Nadie puede ser acusado de ser hijo de otra persona por el mero hecho de tener algunos sus genes. Si hay algún cuestionamiento, debería en todo caso surgir de que el descendiente reivindique, repita o avale las ideas de su progenitor. Así, hará suyo el pensamiento de otro, en este caso de su misma sangre y, al hacerlo, cargará con la responsabilidad en cabeza propia y convencido de los argumentos, no como una pesada herencia. Esto vale tanto con los hijos de los genocidas (muchos militan en organismos de derechos humanos y repudian públicamente a sus progenitores), de los revolucionarios, de los presidentes o ex y de cualquier otro mortal.

El escándalo se dio en medio del cierre de la votación para definir qué película argentina competirá por los premios Oscar y Goya (España). “Soledad” está en carrera en un segundo pelotón, detrás de los que cuentan con el apoyo de la industria y con reparto famoso, como “Mi obra maestra”, “El amor menos pensado”, “El Ángel”, “La quietud”, “Acusada” o “Animal”. En ese grupo de retaguardia se puede sumar sin exagerar la tucumana “El motoarrebatador”, una de las películas argentinas que más premios viene recibiendo en festivales dentro y fuera del país en este año (este fin de semana ganó en Nara, Japón), y que mañana se estrenará en San Sebastián, antes de llegar a Suiza y a Estados Unidos.

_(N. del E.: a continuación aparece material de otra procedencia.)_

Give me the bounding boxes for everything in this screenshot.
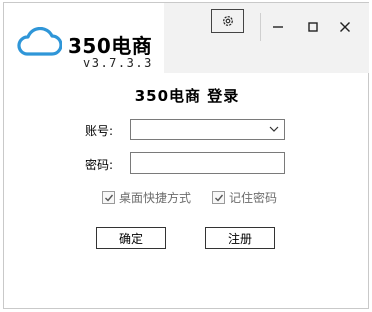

En los hechos, la batalla que se está librando en la elección es la lucha entre los que tienen financiamiento asegurado antes de empezar a filmar y los que construyen casi artesanalmente sus películas, hilvanando escenas y procurando gastar lo menos posible. El rediseño económico del Incaa está abandonando a los segundos y centrándose en los primeros, cuando debería ser (y fue hasta hace poco) exactamente al revés. Todo esto en un mes histórico para el cine argentino: con estrenos taquilleros y beneficiados por la promoción del Incaa (entradas a mitad de precio para la producción nacional entre el 9 de agosto y el 9 de septiembre), más del 50% de quienes concurrieron a las salas vieron un filme nacional (1,3 millón de personas).

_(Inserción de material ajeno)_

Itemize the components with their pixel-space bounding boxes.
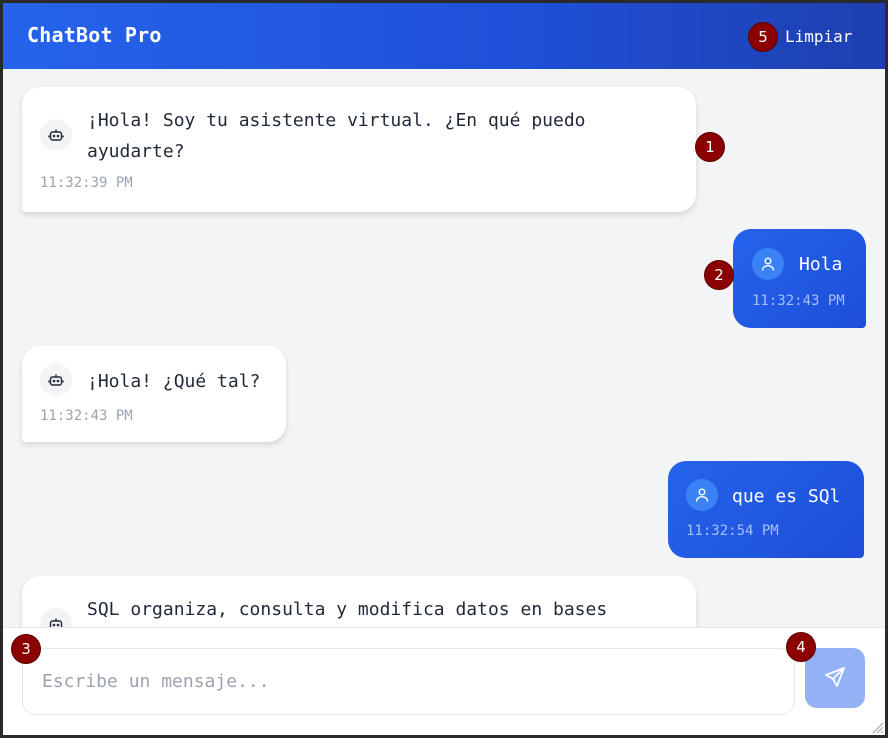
- annotation-badge: 3: [11, 634, 41, 664]
- message-time: 11:32:43 PM: [40, 408, 133, 424]
- message-time: 11:32:54 PM: [686, 523, 779, 539]
- robot-icon: [40, 608, 72, 627]
- bot-message: SQL organiza, consulta y modifica datos …: [22, 576, 696, 627]
- resize-handle[interactable]: [870, 720, 884, 734]
- message-input[interactable]: [22, 648, 795, 715]
- message-text: Hola: [799, 254, 843, 275]
- chat-window: ChatBot Pro Limpiar ¡Hola! Soy tu asiste…: [3, 3, 885, 735]
- composer: [3, 627, 885, 735]
- send-icon: [823, 665, 847, 692]
- app-title: ChatBot Pro: [27, 23, 162, 47]
- message-list[interactable]: ¡Hola! Soy tu asistente virtual. ¿En qué…: [3, 69, 885, 627]
- message-time: 11:32:43 PM: [752, 293, 845, 309]
- user-icon: [752, 248, 784, 280]
- annotation-badge: 5: [748, 22, 778, 52]
- user-message: que es SQl 11:32:54 PM: [668, 461, 864, 558]
- robot-icon: [40, 364, 72, 396]
- user-icon: [686, 479, 718, 511]
- message-time: 11:32:39 PM: [40, 175, 133, 191]
- send-button[interactable]: [805, 648, 865, 708]
- user-message: Hola 11:32:43 PM: [733, 229, 866, 328]
- message-text: ¡Hola! ¿Qué tal?: [87, 371, 261, 392]
- robot-icon: [40, 119, 72, 151]
- message-text: que es SQl: [732, 486, 841, 507]
- clear-button[interactable]: Limpiar: [785, 27, 852, 46]
- message-line: ¡Hola! Soy tu asistente virtual. ¿En qué…: [87, 110, 586, 131]
- annotation-badge: 2: [704, 260, 734, 290]
- message-line: ayudarte?: [87, 141, 185, 162]
- bot-message: ¡Hola! ¿Qué tal? 11:32:43 PM: [22, 346, 286, 442]
- message-text: SQL organiza, consulta y modifica datos …: [87, 599, 608, 620]
- bot-message: ¡Hola! Soy tu asistente virtual. ¿En qué…: [22, 87, 696, 212]
- message-text: ¡Hola! Soy tu asistente virtual. ¿En qué…: [87, 105, 586, 167]
- annotation-badge: 1: [695, 132, 725, 162]
- annotation-badge: 4: [786, 632, 816, 662]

Ya demasiado tienen que pelear las películas que no cuentan con el respaldo de las grandes productoras y/o de los canales porteños de televisión para, encima, soportar el hostigamiento de algunos grupos marginales. Lo ocurrido con “Soledad” es, simplemente, un acto de censura más de los muchos que conocemos los argentinos, esta vez en manos de particulares y no del Estado: si yo no quiero o no me gusta, nadie la verá; lo podía decir el censor Miguel Paulino Tato en la dictadura, estos militantes equivocados o el tucumano que rompió la instalación del artista Res en las puertas de la Casa Histórica hace dos años.

Hay que entender, de una vez por todas, que la producción y realización de un hecho artístico debe ser un absoluto que no admite condicionamientos; que en ella se refleja la diversidad de pensamientos y estéticas de una sociedad, su complejidad y riqueza intelectual; y que la creación no busca la complacencia sino el respeto de todos. La única excepción posible sería evitar la apología de un delito.

En este sentido, se debe asumir además que la actitud debe ser inclusiva de las diferencias y que la convivencia implica aceptación, lo que es mucho más que meramente soportar al otro. “La tolerancia es fascismo en reposo”, dijo alguna vez Diego Peter Capusotto, en una síntesis admirable.